Use Euler's method with h=0.05 to find approximate values?

[Math10]

Homework Statement

Use Euler's method with h=0.05 to find approximate values for the solution of the initial-value problem y'=2x^2+3y^2-2, y(2)=1 at x=0.1, 0.2, 0.3.

Homework Equations

None.

The Attempt at a Solution

Here's my work:

y'=2x^2+3y^2-2, y(2)=1
f(x, y)=2x^2+3y^2-2, x₀=2, y₀=1
y(0.1)=y₁=y₀+f(2, 1)(0.05)=1.45
y(0.2)=y₂=y₁+f(2.1, 1.45)(0.05)=2.10638
y(0.3)=y₃=y₂+f(2.3, 2.10638)(0.05)=3.20091
The answers I got are 1.45, 2.10638 and 3.20091. But are my answers right? Please check my answer and correct me if I'm wrong.

 

[HallsofIvy]

[No, those are not correct.. If dy/dx= 2x^2+3y^2-2, then dy= (2x^2+3y^2-2)dx
y_n(x_n)+ f(x_n, y_n)(dx) is y(x_{n+1)}= y(x_n+ dx).
y_0+ f(2, 1)(0.05) is y(0+ 0.05)= y(0.05) NOT y(0.1).

 

[vela]

[No, those are not correct. If dy/dx= 2x^2+3y^2-2, then dy= (2x^2+3y^2-2)dx

y_n(x_n) + f(x_n, y_n)(dx) is y(x_{n+1}) = y(x_n+ dx).

y_0+ f(2, 1)(0.05) is y(0+ 0.05)= y(0.05) NOT y(0.1).

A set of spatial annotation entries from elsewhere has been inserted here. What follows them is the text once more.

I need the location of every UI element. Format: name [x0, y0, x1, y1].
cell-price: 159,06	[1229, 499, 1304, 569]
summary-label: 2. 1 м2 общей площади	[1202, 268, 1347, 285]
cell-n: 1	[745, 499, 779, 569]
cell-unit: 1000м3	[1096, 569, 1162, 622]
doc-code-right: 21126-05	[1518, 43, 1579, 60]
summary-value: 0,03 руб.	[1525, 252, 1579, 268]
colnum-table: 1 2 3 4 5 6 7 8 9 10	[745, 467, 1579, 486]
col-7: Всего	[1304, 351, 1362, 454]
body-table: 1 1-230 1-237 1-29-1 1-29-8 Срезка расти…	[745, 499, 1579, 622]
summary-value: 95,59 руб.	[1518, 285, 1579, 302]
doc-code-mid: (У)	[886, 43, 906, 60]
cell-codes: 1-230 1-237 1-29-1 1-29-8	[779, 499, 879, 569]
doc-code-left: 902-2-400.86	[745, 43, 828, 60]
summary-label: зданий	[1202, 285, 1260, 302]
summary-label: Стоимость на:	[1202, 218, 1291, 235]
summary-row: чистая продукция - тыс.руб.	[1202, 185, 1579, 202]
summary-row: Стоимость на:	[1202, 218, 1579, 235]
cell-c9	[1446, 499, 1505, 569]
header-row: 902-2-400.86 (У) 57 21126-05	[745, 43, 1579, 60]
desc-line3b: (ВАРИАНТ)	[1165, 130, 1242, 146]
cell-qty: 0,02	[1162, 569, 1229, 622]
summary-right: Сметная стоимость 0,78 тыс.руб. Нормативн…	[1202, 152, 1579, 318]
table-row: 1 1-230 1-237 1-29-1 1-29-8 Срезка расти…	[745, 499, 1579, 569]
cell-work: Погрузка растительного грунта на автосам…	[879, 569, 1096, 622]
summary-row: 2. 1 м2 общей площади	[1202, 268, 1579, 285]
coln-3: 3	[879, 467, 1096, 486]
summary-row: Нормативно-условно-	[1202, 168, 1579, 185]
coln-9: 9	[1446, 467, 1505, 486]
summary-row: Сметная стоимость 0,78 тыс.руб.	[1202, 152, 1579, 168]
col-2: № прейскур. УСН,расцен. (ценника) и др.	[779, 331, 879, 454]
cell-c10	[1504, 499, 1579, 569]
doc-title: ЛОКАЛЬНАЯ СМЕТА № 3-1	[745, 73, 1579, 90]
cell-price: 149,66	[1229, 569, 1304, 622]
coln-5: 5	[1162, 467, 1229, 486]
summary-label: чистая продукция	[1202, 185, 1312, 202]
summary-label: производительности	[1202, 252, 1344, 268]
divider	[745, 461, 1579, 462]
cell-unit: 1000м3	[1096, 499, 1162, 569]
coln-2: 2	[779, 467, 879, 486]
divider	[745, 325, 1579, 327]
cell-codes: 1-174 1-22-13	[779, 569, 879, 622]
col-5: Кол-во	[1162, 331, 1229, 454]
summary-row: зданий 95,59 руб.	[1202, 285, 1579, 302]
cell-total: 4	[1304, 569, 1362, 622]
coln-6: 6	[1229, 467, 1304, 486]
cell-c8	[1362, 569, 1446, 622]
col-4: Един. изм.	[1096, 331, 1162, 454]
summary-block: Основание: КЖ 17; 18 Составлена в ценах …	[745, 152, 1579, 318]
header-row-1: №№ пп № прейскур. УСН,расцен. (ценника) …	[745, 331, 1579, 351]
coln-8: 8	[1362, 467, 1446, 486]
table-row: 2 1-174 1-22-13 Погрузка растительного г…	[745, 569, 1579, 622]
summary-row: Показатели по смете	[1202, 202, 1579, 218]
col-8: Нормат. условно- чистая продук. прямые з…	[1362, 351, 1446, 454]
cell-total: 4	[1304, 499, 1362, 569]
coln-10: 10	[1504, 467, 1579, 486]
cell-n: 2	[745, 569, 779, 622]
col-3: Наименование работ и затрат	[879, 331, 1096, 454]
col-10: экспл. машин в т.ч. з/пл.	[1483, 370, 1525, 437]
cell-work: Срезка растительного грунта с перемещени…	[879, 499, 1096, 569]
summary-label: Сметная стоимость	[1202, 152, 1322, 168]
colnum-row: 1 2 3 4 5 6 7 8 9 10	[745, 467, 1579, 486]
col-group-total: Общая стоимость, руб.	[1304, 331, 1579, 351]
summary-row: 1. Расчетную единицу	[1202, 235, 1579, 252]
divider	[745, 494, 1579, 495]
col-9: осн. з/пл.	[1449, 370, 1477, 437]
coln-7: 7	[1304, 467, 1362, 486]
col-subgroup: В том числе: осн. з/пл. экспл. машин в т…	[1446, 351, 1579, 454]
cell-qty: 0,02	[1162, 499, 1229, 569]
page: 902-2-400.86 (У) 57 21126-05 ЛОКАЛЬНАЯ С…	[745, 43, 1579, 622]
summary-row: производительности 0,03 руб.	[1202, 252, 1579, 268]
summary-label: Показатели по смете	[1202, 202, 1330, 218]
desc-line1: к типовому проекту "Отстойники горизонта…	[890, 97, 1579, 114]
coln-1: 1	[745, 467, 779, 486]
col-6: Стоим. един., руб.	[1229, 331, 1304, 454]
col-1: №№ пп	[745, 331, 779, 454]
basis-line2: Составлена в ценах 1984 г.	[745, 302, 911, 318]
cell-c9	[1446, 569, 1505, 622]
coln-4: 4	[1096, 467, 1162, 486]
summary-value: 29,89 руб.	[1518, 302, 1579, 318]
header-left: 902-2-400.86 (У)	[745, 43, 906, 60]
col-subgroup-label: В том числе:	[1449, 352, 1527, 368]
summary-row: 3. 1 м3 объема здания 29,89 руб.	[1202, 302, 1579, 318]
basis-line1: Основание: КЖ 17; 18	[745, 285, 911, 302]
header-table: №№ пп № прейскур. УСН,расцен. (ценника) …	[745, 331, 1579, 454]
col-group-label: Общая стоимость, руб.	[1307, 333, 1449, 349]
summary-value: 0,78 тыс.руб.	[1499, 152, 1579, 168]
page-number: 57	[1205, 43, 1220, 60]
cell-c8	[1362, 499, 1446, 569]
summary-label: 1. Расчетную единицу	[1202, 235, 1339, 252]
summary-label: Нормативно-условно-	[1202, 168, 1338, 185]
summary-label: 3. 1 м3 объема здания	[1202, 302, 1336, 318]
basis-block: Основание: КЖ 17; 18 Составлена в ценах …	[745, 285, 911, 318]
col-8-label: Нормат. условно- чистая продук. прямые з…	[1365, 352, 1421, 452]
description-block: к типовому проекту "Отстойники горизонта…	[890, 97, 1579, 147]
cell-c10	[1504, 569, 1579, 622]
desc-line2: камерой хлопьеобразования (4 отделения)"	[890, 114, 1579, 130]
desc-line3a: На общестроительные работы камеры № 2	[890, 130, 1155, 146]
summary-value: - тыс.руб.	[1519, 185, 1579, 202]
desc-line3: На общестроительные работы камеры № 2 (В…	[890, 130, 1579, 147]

Since you're evaluating f at x=2, that should be y(2.05) = y(2)+f(2,1)(0.05).

 

[Math10]

So how do I start the problem?
y(2.05)=y(2)+f(2, 1)(0.05)=1.45
But where did y(2.05) come from?

 

[vela]

What's the basic idea of Euler's method? You should understand that before trying to do this problem. It'll make the calculations make much more sense. Right now it seems like you're just plugging in numbers without knowing why.

 

[Math10]

To find approximate values for the solution of the initial-value problem at the given points.

 

[vela]

That's so general it describes every method for numerically solving a differential equation. What specifically is the idea behind Euler's method?